Re: [lkp-robot] [fs] 3deb642f0d: will-it-scale.per_process_ops -8.8% regression

From: Christoph Hellwig
Date: Fri Jun 22 2018 - 05:46:49 EST


On Fri, Jun 22, 2018 at 06:25:45PM +0900, Linus Torvalds wrote:
> What was the alleged advantage of the new poll methods again? Because
> it sure isn't obvious - not from the numbers, and not from the commit
> messages.

The primary goal is that we can implement a race-free aio poll,
the primary benefit is that we can get rid of the currently racy
and bug prone way we do in-kernel poll-like calls for things like
eventfd. The first is clearly is in 4.18-rc and provides massive
performance advantanges if used, the second is not there yet,
more on that below.

> I was assuming there was a good reason for it, but looking closer I
> see absolutely nothing but negatives. The argument that keyed wake-ups
> somehow make multiple wake-queues irrelevant doesn't hold water when
> the code is more complex and apparently slower. It's not like anybody
> ever *had* to use multiple wait-queues, but the old code was both
> simpler and cleaner and *allowed* you to use multiple queues if you
> wanted to.

It wasn't cleaner at all if you aren't poll or select, and even
for those it isn't exactly clean, see the whole mess around ->qproc.

> The disadvantages are obvious: every poll event now causes *two*
> indirect branches to the low-level filesystem or driver - one to get
> he poll head, and one to get the mask. Add to that all the new "do we
> have the new-style or old sane poll interface" tests, and poll is
> obviously more complicated.

It already caused two, and now we have three thanks to ->qproc. One
of the advantages of the new code is that we can eventually get rid
of ->qproc once all users of a non-default qproc are switched away
from vfs_poll. Which requires a little more work, but I have the
patches for that to be posted soon.

> If we could get the poll head by just having a direct pointer in the
> 'struct file', maybe that would be one thing. As it is, this all
> literally just adds overhead for no obvious reason. It replaced one
> simple direct call with two dependent but separate ones.
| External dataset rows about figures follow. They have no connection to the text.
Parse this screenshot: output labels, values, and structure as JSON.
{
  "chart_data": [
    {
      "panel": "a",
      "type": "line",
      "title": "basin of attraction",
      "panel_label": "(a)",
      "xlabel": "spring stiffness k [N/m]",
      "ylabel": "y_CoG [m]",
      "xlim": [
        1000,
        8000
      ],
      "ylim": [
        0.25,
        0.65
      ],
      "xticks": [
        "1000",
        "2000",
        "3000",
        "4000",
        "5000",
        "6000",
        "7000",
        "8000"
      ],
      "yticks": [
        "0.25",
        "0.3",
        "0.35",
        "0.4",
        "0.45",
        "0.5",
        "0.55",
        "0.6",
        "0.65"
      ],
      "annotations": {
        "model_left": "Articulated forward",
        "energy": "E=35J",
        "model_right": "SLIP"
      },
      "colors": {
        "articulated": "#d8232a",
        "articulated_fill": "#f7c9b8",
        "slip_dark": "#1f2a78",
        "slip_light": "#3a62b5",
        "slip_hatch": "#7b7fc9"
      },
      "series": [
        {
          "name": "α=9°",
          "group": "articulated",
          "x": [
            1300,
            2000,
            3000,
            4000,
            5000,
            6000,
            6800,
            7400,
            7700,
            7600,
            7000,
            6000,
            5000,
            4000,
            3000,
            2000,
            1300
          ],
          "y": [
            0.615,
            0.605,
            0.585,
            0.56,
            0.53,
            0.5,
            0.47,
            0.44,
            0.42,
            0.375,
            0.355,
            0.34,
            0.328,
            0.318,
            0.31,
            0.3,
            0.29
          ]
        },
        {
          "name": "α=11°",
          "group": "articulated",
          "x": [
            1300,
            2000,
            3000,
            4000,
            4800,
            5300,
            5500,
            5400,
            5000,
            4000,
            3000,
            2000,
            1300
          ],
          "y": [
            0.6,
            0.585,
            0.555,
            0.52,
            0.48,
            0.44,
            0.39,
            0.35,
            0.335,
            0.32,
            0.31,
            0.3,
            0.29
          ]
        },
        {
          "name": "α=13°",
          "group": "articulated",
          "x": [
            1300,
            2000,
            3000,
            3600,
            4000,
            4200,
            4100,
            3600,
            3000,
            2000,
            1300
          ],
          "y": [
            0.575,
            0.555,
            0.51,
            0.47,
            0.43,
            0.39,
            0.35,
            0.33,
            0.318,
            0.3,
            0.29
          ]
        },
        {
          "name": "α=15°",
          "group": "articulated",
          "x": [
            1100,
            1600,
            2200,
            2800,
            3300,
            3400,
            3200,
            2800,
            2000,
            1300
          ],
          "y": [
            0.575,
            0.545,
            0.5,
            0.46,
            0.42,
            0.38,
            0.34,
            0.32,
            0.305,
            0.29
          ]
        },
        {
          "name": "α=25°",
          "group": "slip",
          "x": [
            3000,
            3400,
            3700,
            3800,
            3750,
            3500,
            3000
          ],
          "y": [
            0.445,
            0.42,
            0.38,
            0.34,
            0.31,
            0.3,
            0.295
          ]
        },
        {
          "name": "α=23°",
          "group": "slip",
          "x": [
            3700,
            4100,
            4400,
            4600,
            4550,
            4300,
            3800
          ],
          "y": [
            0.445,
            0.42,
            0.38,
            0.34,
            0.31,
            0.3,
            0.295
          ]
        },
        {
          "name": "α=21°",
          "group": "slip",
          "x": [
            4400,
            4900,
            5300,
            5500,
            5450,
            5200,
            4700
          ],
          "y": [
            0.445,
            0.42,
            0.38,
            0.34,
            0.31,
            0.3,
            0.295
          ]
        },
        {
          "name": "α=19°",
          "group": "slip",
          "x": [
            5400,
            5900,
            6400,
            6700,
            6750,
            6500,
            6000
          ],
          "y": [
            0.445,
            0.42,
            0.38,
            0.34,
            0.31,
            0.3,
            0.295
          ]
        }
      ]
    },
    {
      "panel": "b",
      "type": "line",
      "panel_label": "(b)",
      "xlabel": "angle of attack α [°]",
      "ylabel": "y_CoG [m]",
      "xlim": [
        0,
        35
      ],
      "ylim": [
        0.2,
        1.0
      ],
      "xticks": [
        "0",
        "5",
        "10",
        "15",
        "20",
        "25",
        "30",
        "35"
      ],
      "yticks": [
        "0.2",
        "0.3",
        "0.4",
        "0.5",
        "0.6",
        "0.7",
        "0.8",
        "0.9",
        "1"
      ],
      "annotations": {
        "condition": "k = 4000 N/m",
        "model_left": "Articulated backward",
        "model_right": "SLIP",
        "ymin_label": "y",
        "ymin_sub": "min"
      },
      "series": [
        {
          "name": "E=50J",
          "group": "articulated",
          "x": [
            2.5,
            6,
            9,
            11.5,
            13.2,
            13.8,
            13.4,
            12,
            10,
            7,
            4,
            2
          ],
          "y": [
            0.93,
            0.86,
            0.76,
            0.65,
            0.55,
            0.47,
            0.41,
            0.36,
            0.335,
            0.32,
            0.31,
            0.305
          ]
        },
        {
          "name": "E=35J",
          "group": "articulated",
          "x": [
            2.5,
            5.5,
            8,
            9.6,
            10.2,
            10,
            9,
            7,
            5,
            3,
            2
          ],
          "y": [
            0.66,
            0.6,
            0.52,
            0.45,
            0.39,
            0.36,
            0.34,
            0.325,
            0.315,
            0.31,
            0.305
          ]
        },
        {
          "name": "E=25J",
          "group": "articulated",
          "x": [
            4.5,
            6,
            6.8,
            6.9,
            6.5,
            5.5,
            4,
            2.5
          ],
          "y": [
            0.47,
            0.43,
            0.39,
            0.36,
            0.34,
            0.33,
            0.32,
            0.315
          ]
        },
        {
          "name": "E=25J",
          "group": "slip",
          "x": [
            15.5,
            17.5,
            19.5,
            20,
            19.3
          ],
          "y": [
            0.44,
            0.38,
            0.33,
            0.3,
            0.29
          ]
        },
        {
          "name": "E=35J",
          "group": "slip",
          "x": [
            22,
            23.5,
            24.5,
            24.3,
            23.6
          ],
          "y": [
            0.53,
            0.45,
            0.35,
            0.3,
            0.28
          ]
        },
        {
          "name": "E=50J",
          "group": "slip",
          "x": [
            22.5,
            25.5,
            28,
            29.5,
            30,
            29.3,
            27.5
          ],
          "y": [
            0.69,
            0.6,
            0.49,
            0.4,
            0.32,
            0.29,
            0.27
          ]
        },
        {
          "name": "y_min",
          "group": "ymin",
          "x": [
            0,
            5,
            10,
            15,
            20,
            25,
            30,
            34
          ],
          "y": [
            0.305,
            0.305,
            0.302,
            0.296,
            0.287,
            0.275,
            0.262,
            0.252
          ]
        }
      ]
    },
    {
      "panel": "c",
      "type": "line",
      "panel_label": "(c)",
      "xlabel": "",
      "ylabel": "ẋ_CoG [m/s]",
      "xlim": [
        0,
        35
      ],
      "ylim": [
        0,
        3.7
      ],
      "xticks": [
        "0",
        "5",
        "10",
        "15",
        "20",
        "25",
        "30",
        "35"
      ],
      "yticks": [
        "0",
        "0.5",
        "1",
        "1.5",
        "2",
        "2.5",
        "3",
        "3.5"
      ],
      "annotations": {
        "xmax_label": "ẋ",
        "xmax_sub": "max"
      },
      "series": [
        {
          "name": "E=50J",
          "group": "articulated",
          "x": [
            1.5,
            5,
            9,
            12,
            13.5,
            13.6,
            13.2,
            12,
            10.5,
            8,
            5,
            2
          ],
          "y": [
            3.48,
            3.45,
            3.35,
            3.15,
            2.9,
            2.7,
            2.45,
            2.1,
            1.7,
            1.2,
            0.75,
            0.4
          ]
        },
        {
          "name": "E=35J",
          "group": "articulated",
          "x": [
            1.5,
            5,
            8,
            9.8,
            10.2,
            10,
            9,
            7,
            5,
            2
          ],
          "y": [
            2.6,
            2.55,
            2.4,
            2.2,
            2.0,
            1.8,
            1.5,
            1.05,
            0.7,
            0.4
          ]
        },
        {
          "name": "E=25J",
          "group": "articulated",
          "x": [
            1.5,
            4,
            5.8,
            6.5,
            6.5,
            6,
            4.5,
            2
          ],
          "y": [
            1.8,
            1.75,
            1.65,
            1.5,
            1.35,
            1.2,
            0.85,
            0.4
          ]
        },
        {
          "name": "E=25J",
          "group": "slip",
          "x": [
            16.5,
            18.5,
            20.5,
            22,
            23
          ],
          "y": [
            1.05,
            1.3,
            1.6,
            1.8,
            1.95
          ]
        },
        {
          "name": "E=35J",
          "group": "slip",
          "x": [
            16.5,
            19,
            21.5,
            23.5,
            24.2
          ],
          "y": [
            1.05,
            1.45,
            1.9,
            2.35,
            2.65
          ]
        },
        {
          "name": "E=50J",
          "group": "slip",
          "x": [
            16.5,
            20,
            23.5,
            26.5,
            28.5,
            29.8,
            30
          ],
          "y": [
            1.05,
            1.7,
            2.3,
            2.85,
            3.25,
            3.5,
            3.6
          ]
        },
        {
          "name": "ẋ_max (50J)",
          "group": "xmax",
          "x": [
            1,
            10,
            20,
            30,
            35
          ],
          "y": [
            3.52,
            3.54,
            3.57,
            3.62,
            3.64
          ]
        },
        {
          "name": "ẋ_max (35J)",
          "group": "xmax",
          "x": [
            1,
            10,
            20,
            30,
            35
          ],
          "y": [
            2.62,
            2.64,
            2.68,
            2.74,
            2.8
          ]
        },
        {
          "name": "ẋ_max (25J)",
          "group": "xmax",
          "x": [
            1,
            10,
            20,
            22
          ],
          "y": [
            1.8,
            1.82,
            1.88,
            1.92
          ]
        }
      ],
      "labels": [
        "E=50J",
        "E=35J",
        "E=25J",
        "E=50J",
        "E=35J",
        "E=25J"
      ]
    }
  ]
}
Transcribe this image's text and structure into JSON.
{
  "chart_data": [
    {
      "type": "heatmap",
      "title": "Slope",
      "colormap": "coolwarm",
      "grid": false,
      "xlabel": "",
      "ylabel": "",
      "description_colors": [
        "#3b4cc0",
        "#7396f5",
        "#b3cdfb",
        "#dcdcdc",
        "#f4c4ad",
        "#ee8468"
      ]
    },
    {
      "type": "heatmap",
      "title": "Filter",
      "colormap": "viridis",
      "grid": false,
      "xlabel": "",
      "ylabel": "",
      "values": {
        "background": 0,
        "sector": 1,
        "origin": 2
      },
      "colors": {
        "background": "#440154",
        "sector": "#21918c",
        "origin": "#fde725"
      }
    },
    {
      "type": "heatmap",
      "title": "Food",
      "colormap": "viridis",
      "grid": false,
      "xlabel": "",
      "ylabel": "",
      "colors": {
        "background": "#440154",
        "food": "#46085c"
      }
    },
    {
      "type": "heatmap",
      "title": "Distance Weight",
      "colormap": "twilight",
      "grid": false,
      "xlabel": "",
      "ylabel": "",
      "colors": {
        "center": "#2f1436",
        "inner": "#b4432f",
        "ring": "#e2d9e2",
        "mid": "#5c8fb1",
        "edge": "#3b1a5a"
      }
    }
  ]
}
People are doing weird things with their poll heads, so we can't do
that unconditionally. We could however offer a waitqueue pointer
in struct file and most users would be very happy with that.

In the meantime below is an ugly patch that removes the _qproc
indirect for ->poll only (similar patch is possible for select
assuming the code uses select). And for next merge window I plan
to kill it off entirely.

How can we get this thrown into the will it scale run?